The long-term solution is to make India a low-cash country. This can happen only with more and more digital transactions. Definitely, demonetisation has reduced the time spent in digital migration from the years to months. Similarly, implementation of Goods and Services Tax (GST), Digital India and Aadhaar are major steps in the digitalization of economy. Millions of taxpayers are on a unified platform for the first time and every return is digitally filled. However, all this can be a success only when users stay on their guard against any theft of sensitive personal information.
We use global internet for our day-to-day activities. If data is encrypted, it could be a good security measure. If there is a dent in the data then the responsibility of the concerned organization should be fixed immediately. The government regulates different databases by various laws and regulations related to data protection, privacy and security. It has begun the exercise of increasing data security and addressing the fears of cyber-attacks, and its efforts include promoting research to increase the use of Artificial Intelligence (AI) in this regard. A high-level committee has been set up specifically to promote research on AI in the field of legal, ethical, regulatory and cyber security. Significantly, the government's focus is on encouraging R&D for new emerging technologies and innovation in data protection.
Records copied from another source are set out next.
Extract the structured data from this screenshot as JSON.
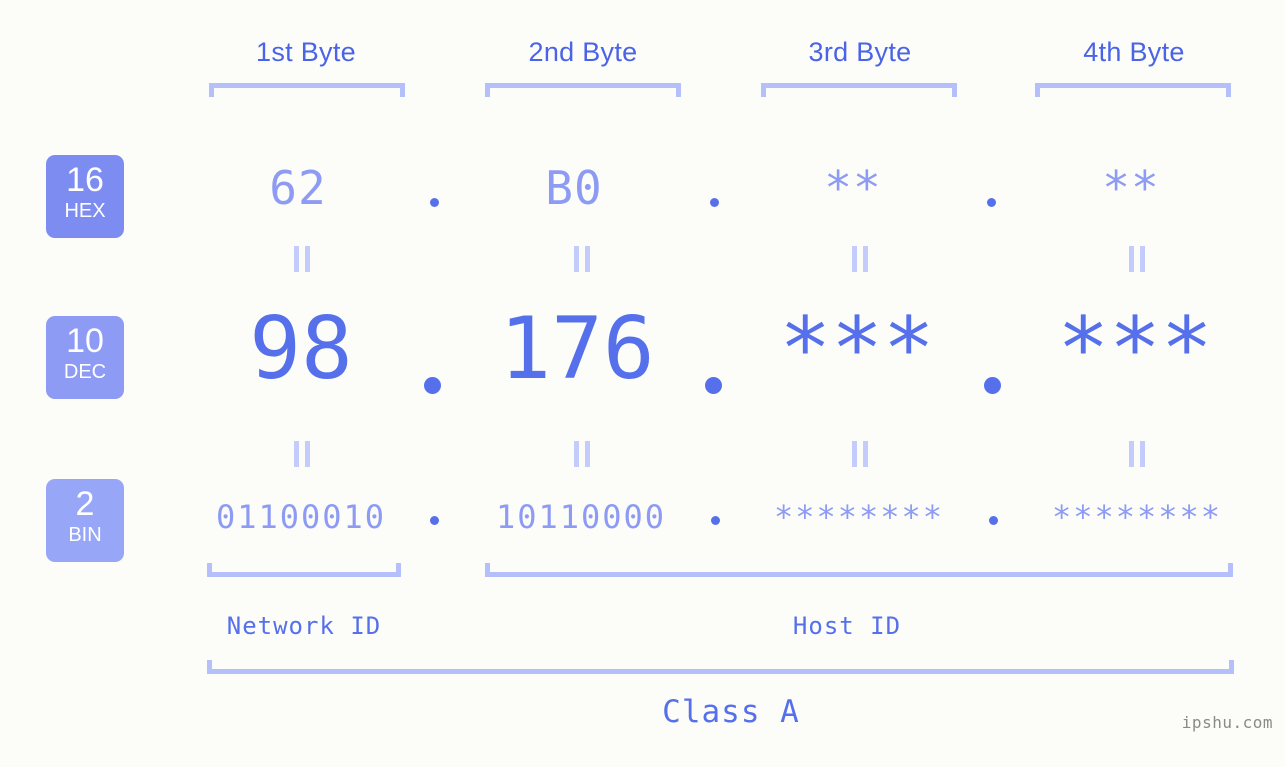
{
  "meta": {
    "background": "#fcfdf8",
    "accent_strong": "#5670ec",
    "accent_mid": "#8e9bf4",
    "accent_light": "#b5bffa",
    "watermark": "ipshu.com"
  },
  "headers": [
    {
      "label": "1st Byte"
    },
    {
      "label": "2nd Byte"
    },
    {
      "label": "3rd Byte"
    },
    {
      "label": "4th Byte"
    }
  ],
  "bases": [
    {
      "number": "16",
      "name": "HEX",
      "color": "#7d8cf0"
    },
    {
      "number": "10",
      "name": "DEC",
      "color": "#8e9bf4"
    },
    {
      "number": "2",
      "name": "BIN",
      "color": "#97a6f7"
    }
  ],
  "rows": {
    "hex": {
      "values": [
        "62",
        "B0",
        "**",
        "**"
      ],
      "separator": "."
    },
    "dec": {
      "values": [
        "98",
        "176",
        "***",
        "***"
      ],
      "separator": "."
    },
    "bin": {
      "values": [
        "01100010",
        "10110000",
        "********",
        "********"
      ],
      "separator": "."
    }
  },
  "equals_marks": {
    "glyph": "=",
    "count_per_row": 4
  },
  "sections": {
    "network_id": "Network ID",
    "host_id": "Host ID",
    "class": "Class A"
  }
}
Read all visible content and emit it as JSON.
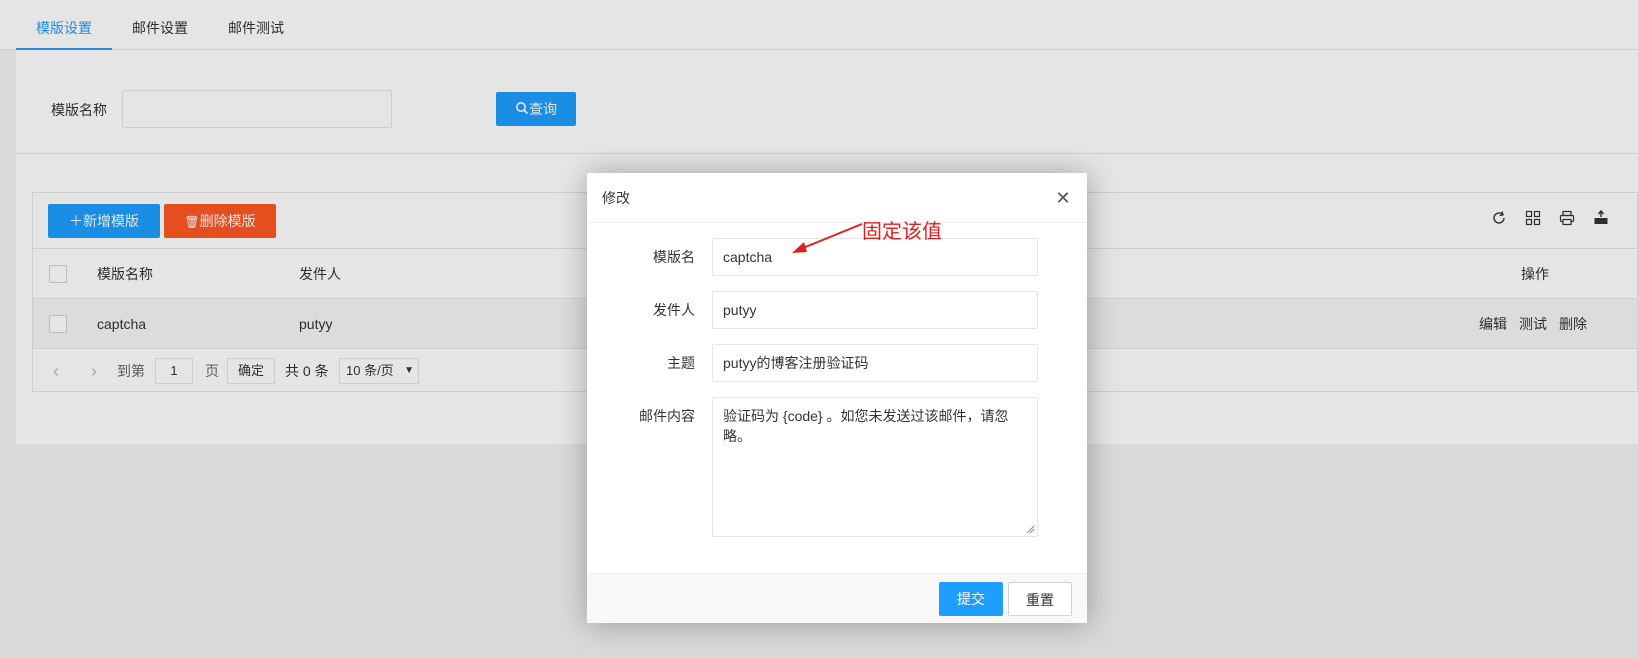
{
  "tabs": [
    {
      "label": "模版设置",
      "active": true
    },
    {
      "label": "邮件设置",
      "active": false
    },
    {
      "label": "邮件测试",
      "active": false
    }
  ],
  "search": {
    "label": "模版名称",
    "value": "",
    "button_label": "查询"
  },
  "toolbar": {
    "add_label": "新增模版",
    "delete_label": "删除模版",
    "icons": [
      "refresh-icon",
      "columns-icon",
      "print-icon",
      "export-icon"
    ]
  },
  "table": {
    "columns": [
      "模版名称",
      "发件人",
      "操作"
    ],
    "rows": [
      {
        "name": "captcha",
        "sender": "putyy",
        "actions": [
          "编辑",
          "测试",
          "删除"
        ]
      }
    ]
  },
  "pager": {
    "goto_label": "到第",
    "page_value": "1",
    "page_unit": "页",
    "confirm_label": "确定",
    "total_label": "共 0 条",
    "page_size": "10 条/页"
  },
  "modal": {
    "title": "修改",
    "fields": [
      {
        "label": "模版名",
        "value": "captcha"
      },
      {
        "label": "发件人",
        "value": "putyy"
      },
      {
        "label": "主题",
        "value": "putyy的博客注册验证码"
      }
    ],
    "content_label": "邮件内容",
    "content_value": "验证码为 {code} 。如您未发送过该邮件，请忽略。",
    "submit_label": "提交",
    "reset_label": "重置"
  },
  "annotation": {
    "text": "固定该值",
    "color": "#e02020"
  },
  "colors": {
    "primary": "#1e9fff",
    "danger": "#ff5722"
  }
}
Significantly, the National Informatics Centre (NIC), which is under the Union Ministry of Information Technology, takes various measures to strengthen cyber security at the Central, state and district levels. It is doing work not only at the level of software but also at the level of hardware which ranges from computers to mobile phones to safeguard crucial data. Under this, various dimensions of security are extensively worked on that include networks, end point security, data point security and application security. In fact, data is not less than any asset today, so the government is taking it seriously but each one of us should safeguard our data against all sorts of potential breaches.